Spiritualität ist das Gewebe, aus dem alles gewoben ist


Manchmal sitze ich still – irgendwo zwischen zwei Gedanken, zwischen Atemzug und Ausblick – und plötzlich ist sie da: die Ahnung, dass mehr hinter allem liegt. Mehr als Worte, mehr als Pläne, mehr als das, was ich greifen kann.

Spiritualität war nie „etwas Zusätzliches” für mich. Kein Hobby. Keine Phase.

Sie ist das, was bleibt, wenn alles andere in Frage steht. Sie ist das, was ruft, wenn ich mich verliere – und das, was trägt, wenn ich falle.


Erinnerung

Wer bin ich jenseits meiner Geschichte?

Nicht nur ein Name, nicht nur eine Rolle. Ich erinnere mich an Zeiten, in denen ich nicht wusste, wohin – und trotzdem spürte, dass da etwas ist, das mich hält. Ein Wissen, das nicht aus Büchern kommt.

In stillen Momenten – beim Schreiben, beim Gehen, beim Innehalten – kommt es zurück. Ich bin nicht getrennt. Ich bin Teil eines größeren Zusammenhangs.

„Ich bin nicht hier, um jemand zu werden – ich bin hier, um mich zu erinnern, wer ich bin.”


Verbindung

Spiritualität öffnet mein Herz für das Große im Kleinen.

Ich höre den Wind. Ich sehe in Tieren Gefährten. Ich fühle in Pflanzen eine Sprache, die sanfter ist als Worte.

Es gibt Augenblicke, in denen ich das Lebendige unter allem spüre – nicht als Konzept, sondern als Erfahrung.

Ein Bussard, der uns drei Tage in Folge begleitet.
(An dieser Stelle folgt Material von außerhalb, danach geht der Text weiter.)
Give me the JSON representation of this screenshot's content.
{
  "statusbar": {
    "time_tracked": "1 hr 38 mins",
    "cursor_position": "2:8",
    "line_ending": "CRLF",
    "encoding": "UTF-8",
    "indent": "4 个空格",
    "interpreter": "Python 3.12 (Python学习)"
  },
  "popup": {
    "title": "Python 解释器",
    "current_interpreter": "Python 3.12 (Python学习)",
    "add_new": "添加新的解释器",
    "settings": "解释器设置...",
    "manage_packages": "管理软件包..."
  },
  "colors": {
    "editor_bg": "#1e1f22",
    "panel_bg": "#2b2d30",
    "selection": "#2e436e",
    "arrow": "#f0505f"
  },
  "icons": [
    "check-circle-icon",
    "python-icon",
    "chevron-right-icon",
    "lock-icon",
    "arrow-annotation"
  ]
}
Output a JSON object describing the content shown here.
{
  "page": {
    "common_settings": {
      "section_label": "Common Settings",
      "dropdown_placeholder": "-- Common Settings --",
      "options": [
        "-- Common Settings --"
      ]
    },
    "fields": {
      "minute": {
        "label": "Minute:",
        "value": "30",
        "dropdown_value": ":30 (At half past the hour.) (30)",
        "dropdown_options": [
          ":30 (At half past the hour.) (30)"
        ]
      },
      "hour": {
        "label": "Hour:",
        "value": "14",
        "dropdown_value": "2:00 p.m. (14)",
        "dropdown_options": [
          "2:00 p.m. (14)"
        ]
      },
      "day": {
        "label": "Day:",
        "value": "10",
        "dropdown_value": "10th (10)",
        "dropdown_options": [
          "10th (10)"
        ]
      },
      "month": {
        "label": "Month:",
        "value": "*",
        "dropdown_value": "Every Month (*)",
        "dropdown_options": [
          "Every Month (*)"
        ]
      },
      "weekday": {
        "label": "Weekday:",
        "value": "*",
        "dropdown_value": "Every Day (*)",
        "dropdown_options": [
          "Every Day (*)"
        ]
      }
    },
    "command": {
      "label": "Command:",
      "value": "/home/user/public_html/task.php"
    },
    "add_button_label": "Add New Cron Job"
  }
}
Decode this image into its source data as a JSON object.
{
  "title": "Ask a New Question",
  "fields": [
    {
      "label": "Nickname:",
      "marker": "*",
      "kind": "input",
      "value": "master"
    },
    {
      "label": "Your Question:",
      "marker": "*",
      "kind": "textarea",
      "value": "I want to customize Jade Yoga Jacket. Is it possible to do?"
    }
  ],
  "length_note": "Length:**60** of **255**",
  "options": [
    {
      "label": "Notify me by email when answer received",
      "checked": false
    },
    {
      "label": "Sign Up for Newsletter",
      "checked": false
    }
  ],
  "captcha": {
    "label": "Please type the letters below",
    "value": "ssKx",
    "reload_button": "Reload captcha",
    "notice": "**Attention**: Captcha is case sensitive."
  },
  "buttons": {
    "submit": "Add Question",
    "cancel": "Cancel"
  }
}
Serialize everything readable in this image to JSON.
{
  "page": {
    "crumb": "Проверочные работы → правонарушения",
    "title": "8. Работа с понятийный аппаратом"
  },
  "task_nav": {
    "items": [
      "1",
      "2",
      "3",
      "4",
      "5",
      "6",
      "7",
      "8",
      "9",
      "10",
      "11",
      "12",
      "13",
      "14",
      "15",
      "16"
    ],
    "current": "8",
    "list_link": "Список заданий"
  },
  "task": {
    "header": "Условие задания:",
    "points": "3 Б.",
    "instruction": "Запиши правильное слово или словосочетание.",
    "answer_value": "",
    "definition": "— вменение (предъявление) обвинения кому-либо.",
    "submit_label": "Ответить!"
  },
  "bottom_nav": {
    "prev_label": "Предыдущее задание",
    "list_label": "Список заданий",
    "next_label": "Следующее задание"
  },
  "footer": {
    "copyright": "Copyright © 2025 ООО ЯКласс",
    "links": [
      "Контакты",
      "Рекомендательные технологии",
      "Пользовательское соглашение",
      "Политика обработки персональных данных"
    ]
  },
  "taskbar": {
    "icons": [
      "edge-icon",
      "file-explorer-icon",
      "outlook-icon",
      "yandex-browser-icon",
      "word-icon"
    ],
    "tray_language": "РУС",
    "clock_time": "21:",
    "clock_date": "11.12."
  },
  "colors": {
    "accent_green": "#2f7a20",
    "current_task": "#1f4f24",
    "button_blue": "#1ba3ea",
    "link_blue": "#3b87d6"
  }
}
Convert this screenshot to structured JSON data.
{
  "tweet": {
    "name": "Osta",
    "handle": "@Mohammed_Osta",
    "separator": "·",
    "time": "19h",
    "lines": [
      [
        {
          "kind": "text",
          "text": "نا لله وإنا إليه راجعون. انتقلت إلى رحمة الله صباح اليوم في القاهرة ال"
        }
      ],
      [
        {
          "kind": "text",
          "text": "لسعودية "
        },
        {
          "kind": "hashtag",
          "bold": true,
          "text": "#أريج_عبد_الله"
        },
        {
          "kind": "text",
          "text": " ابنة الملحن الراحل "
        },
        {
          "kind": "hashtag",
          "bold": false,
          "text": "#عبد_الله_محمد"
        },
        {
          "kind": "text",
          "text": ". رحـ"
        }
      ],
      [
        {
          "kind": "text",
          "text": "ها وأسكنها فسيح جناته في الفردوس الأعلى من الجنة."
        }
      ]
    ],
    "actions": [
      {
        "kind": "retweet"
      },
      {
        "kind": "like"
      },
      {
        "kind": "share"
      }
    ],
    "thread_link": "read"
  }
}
Eine Feder auf dem Weg, genau im Moment einer Entscheidung. Ein Blick, der mehr sagt als tausend Worte.

Spiritualität webt Bedeutung in mein Erleben – und gibt allem Tiefe.


Führung

Ich frage nicht nur: „Was will ich?”

Ich frage: „Was will das Leben durch mich?”

Jede Entscheidung ist ein Ruf, nach innen zu hören. Manchmal ist der Weg klar, manchmal still. Aber ich habe gelernt zu vertrauen – auf das, was sich in Stille zeigt, auf Träume, auf Intuition.

Mein innerer Kompass zeigt selten den bequemsten Pfad. Aber er zeigt immer den ehrlichsten.

Ich habe gelernt, meine Wahrheit nicht zu opfern, um zu passen. Ich habe gelernt, dass Mut oft leise beginnt – mit einem Flüstern, das sagt: „Geh.”


Heilung

Spiritualität ist mein Zuhause inmitten von Schmerz.

Nicht, weil sie Leid verhindert – sondern weil sie ihm Sinn gibt. Ich habe gelernt: Jede Wunde ist ein Tor. Ein Ort, an dem Licht durchbrechen kann.

Als ich begann, mich nicht mehr für meine Narben zu schämen, begannen sie zu einem Teil meiner Geschichte zu werden – nicht zu einer Last. Und ich erkannte: Heilung ist kein Ziel, sondern ein liebevolles Erinnern an das, was nie wirklich verloren war.


Was bedeutet Spiritualität für dich?

Vielleicht ist sie für dich das stille Gebet im Alltag. Oder das Gefühl von Heimat in der Natur. Vielleicht spürst du sie im Rhythmus deines Atems – oder im Blick eines Menschen, der dich wirklich sieht.

Spiritualität ist kein Ziel, kein Label, kein Konzept. Sie ist ein Weg. Ein Lauschen. Eine Rückverbindung.

Und dieser Weg beginnt immer jetzt – in dir.